Par Jean-Bruno Tagne, à Doumé

Doumé. Petit village situé à un peu plus de 60 km de Bertoua, dans la province de l’Est. La route qui mène au village est bosselée et poussiéreuse. Les deux côtés de la route sont clairsemés de maisons construites en terre battue, aux toits de chaume et couvertes de poussières.
Les chèvres, cochons et autres animaux domestiques ensauvagés cavalcadent au passage des voitures qui soulèvent un impressionnant nuage de poussière, tout en violant le calme du village avec leurs vrombissements.
L’animation au village est rare. Même pas au marché, lieu par excellence des animations de toutes sortes en zone rurale. C’est là que converge en principe tous les villageois pour leurs rendez-vous d’affaires où même pour les rendez-vous galants. Le marché de Doumé lui, est plutôt calme. Pas vraiment grand monde. Peut-être ce 1er mars 2006 n’est-il pas jour du marché?
Doumé c’est son évêché. Ce village compte parmi les privilégiés du Cameroun sur ce plan. La raison, nous explique-t-on, est que Doumé fut le carrefour de l’évangélisation dans toute la vaste province de l’Est. La battisse qui accueille les services de l’évêque est une merveille dont la construction n’est pas terminée. L’architecture est simple, mais agréable. Les techniciens ont abondamment utilisé le bois. C’est ce qui manque le moins dans cette région forestière.

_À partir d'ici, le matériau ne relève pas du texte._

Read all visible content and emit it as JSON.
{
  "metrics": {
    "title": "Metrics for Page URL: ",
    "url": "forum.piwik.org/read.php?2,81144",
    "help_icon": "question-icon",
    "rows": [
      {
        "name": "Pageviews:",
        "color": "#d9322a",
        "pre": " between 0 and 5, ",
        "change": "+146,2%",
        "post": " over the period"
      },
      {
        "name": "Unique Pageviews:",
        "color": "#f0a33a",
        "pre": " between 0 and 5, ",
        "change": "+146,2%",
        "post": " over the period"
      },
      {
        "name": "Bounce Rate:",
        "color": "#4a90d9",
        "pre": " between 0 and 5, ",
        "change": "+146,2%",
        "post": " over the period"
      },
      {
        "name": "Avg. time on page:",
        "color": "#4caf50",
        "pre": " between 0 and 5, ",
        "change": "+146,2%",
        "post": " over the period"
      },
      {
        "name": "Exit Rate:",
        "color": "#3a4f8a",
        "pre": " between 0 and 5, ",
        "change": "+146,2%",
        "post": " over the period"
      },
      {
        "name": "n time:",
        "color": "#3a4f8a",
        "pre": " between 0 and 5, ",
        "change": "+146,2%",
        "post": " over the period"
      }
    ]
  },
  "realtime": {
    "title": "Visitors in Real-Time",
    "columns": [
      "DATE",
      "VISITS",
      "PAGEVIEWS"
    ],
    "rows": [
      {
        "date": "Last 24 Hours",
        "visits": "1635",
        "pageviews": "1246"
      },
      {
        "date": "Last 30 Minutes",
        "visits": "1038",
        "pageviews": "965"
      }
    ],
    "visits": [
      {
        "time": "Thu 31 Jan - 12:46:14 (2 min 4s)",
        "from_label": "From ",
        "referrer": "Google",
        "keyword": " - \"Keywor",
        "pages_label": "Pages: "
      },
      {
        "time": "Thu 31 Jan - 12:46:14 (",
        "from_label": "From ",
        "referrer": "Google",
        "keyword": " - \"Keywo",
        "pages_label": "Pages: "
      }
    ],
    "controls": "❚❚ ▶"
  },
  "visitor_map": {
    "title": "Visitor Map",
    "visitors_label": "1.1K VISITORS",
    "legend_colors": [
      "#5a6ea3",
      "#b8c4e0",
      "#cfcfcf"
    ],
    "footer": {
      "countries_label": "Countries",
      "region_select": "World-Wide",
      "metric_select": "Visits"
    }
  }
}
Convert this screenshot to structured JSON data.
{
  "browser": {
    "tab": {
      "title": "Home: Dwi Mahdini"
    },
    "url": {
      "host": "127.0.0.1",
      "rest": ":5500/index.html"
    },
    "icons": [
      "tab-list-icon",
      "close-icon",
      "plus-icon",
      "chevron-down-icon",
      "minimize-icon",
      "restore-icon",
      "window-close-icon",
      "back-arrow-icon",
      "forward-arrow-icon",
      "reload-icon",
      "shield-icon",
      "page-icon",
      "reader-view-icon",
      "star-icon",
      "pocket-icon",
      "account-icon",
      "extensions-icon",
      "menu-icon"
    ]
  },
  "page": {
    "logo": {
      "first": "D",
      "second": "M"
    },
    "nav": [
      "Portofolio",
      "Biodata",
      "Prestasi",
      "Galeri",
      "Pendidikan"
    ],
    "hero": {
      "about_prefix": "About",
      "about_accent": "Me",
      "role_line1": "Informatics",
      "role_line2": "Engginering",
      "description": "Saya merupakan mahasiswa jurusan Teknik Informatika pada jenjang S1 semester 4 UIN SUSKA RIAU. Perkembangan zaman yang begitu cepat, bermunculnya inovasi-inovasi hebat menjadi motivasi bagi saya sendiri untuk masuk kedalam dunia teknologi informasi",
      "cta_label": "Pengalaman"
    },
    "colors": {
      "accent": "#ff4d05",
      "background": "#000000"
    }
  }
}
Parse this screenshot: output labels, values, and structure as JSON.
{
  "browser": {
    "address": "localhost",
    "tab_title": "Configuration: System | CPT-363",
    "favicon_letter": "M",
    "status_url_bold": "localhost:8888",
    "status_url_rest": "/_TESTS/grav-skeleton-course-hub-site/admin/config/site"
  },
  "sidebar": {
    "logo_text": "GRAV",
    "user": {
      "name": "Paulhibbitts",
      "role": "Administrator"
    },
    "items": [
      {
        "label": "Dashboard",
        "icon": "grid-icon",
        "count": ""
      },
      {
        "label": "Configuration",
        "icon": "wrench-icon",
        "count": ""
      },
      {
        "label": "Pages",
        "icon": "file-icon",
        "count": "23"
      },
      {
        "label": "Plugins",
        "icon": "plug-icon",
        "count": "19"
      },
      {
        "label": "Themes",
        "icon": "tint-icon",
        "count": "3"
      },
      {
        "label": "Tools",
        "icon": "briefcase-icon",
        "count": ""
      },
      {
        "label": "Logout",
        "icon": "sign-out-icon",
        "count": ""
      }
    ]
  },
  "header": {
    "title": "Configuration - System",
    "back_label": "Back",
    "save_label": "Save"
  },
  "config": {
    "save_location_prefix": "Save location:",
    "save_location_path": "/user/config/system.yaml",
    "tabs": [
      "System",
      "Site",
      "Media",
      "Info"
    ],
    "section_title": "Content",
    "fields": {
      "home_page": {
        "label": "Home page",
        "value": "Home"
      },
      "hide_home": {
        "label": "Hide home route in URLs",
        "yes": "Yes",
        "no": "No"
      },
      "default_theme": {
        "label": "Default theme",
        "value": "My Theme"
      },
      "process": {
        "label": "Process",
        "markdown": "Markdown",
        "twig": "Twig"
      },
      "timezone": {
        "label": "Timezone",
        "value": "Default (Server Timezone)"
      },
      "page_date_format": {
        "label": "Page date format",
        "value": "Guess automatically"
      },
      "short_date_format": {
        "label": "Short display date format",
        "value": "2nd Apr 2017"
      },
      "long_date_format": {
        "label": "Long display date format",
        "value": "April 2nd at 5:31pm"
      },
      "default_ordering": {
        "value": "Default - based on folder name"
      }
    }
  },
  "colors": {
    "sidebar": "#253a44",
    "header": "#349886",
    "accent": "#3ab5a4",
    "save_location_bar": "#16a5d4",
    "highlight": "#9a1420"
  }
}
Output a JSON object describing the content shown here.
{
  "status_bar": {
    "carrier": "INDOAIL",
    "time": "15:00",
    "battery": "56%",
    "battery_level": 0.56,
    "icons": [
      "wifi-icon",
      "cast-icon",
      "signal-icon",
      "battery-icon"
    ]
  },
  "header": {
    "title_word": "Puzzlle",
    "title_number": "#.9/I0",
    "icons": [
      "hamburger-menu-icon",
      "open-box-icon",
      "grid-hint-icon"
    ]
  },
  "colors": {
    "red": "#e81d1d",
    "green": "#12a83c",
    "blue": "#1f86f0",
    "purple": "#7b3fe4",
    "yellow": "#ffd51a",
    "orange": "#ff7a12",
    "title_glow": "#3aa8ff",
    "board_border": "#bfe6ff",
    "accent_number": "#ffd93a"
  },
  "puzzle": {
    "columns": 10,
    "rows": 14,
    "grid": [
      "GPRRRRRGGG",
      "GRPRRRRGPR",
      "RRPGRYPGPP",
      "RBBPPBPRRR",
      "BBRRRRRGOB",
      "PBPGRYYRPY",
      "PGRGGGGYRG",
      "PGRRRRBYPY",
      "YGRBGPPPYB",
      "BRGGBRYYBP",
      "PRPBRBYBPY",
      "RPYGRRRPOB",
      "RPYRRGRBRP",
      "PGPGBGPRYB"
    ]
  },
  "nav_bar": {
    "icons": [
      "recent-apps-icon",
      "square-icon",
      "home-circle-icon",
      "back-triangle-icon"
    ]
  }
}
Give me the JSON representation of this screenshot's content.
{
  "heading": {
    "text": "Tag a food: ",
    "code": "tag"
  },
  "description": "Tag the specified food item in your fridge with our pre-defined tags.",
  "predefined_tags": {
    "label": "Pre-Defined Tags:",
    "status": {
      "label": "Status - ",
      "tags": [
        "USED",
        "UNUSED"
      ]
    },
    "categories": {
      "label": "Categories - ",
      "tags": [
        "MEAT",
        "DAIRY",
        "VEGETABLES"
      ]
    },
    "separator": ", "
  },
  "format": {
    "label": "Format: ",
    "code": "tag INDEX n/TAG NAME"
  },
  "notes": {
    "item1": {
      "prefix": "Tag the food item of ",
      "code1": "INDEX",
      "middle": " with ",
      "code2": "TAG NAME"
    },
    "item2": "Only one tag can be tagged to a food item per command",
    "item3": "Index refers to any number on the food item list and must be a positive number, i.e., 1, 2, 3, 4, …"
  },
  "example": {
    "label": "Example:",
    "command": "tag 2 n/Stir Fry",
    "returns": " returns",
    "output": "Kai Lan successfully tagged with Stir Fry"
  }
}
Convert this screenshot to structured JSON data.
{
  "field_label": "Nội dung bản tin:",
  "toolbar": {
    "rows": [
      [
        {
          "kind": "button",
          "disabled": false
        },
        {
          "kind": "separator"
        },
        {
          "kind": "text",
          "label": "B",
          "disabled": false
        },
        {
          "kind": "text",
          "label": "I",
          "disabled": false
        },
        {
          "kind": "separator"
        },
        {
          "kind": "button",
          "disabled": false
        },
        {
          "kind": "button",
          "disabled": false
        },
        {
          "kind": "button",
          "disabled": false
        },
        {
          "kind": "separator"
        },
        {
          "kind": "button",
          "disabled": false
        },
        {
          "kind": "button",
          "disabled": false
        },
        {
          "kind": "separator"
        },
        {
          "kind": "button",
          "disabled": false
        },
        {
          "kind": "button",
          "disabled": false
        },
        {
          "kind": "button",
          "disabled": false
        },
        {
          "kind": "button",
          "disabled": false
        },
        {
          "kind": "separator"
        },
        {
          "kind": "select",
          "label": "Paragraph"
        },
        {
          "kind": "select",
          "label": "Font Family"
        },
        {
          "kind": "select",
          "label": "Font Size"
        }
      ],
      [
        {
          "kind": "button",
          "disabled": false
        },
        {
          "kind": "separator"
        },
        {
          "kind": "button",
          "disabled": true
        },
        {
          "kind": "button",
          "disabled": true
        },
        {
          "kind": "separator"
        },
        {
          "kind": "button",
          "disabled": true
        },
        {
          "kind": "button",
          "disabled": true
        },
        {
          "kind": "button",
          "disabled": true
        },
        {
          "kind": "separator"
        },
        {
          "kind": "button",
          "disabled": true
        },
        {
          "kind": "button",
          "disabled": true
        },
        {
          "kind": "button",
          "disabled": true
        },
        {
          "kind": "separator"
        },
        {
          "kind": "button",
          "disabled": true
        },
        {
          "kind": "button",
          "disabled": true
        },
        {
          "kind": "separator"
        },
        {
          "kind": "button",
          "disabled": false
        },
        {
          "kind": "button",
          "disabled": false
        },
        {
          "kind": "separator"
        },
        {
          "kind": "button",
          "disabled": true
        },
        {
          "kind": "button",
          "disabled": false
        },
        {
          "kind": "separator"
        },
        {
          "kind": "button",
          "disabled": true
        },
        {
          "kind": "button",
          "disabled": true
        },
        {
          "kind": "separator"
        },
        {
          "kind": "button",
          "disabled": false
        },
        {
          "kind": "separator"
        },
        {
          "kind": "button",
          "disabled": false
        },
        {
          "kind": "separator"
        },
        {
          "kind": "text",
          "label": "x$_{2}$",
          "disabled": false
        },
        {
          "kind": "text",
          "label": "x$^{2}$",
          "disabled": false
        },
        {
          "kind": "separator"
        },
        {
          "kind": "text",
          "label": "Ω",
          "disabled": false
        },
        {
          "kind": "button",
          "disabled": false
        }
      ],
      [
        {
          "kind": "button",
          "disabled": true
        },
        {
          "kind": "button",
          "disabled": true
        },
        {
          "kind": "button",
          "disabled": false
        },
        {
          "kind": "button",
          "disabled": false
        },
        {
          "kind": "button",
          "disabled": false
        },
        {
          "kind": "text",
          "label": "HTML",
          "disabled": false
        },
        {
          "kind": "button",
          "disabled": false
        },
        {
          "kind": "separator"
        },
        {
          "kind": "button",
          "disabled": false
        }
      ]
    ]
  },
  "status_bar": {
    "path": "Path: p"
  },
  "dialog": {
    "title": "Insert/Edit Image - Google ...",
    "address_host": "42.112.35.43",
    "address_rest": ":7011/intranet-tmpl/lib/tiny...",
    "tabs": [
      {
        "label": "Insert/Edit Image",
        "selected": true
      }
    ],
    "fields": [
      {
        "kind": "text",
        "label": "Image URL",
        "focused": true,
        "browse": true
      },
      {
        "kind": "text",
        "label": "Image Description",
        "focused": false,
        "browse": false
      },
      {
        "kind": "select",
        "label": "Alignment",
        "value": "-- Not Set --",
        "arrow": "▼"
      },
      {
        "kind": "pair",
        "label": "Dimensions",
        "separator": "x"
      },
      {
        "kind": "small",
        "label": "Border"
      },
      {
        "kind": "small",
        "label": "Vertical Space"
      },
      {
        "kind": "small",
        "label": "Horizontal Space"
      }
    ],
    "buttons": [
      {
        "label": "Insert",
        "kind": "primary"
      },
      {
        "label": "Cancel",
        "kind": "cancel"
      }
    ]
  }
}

L’évêque, Jan Ozga, a une préférence pour le "Bubinga" dont il dit être amoureux. Il ne s’en est donc pas privé. Que ce soit dans sa chapelle ou dans son bureau, le plafond, le mobilier et les sculptures sont faits grâce au "Bubinga". Tout est beau et baigne dans une propreté immaculée. Aux toilettes, les chasses d’eau sont abondamment approvisionnées. De quoi surprendre dans ce village, inconnu de la Société nationale des eaux du Cameroun (Snec).
La réponse à ce mystère se trouve en contre bas des services de l’évêché. Là, se trouve une source qui a été construite il y a 3 ans. Nous y trouvons une dizaine de femmes qui lavent joyeusement leur linge. Elles profitent de cette eau potable qui coule à n’en plus finir. Une aubaine à Doumé où les populations peinent à avoir la moindre goutte d’eau potable. "Cette eau nous fait un grand bien. Avant il était impossible pour nous de rester là et de laver nos habits. Il y avait énormément de sangsues et en plus l’eau n’était pas propre. A la moindre pluie, le torrent nous envahissait et on ne pouvait plus rien faire ici ", explique une jeune dame tout en continuant de cogner du linge sur le sol cimenté. La buanderie rêvée pour ces ménagères

Distribution
Comment en est-on arrivé à ce point d’eau qui coule dans les tuyaux depuis pratiquement 3 ans et 24 h/24 ? La technologie est assez complexe. Les techniciens ont commencé par creuser sur le flanc d’une petite colline. Puis, l’eau a été conduite dans une première citerne où un dispositif de filtrage a été construit. Ensuite cette eau repart dans une deuxième citerne qui, elle aussi, a un dispositif de filtrage et de traitement. L’eau ressort par des tuyaux et coule au niveau de la "buanderie". Cette description est certes sommaire, mais c’est un peu la technique qui a été utilisée.
Pour permettre la distribution de cette eau à l’évêché et à tout son voisinage, une autre technologie, cette fois plus coûteuse a été mise en œuvre. Pour simplifier les choses, l’eau arrive à la "centrale" et est automatiquement traitée avec du clore. La centrale de distribution d’eau se trouve juste à côté du dispensaire de Doumé. Il s’agit d’une petite maison à l’intérieur de laquelle se trouvent deux gigantesques cuves. Celles-ci sont reliées à des générateurs et à des appareils de toutes sortes.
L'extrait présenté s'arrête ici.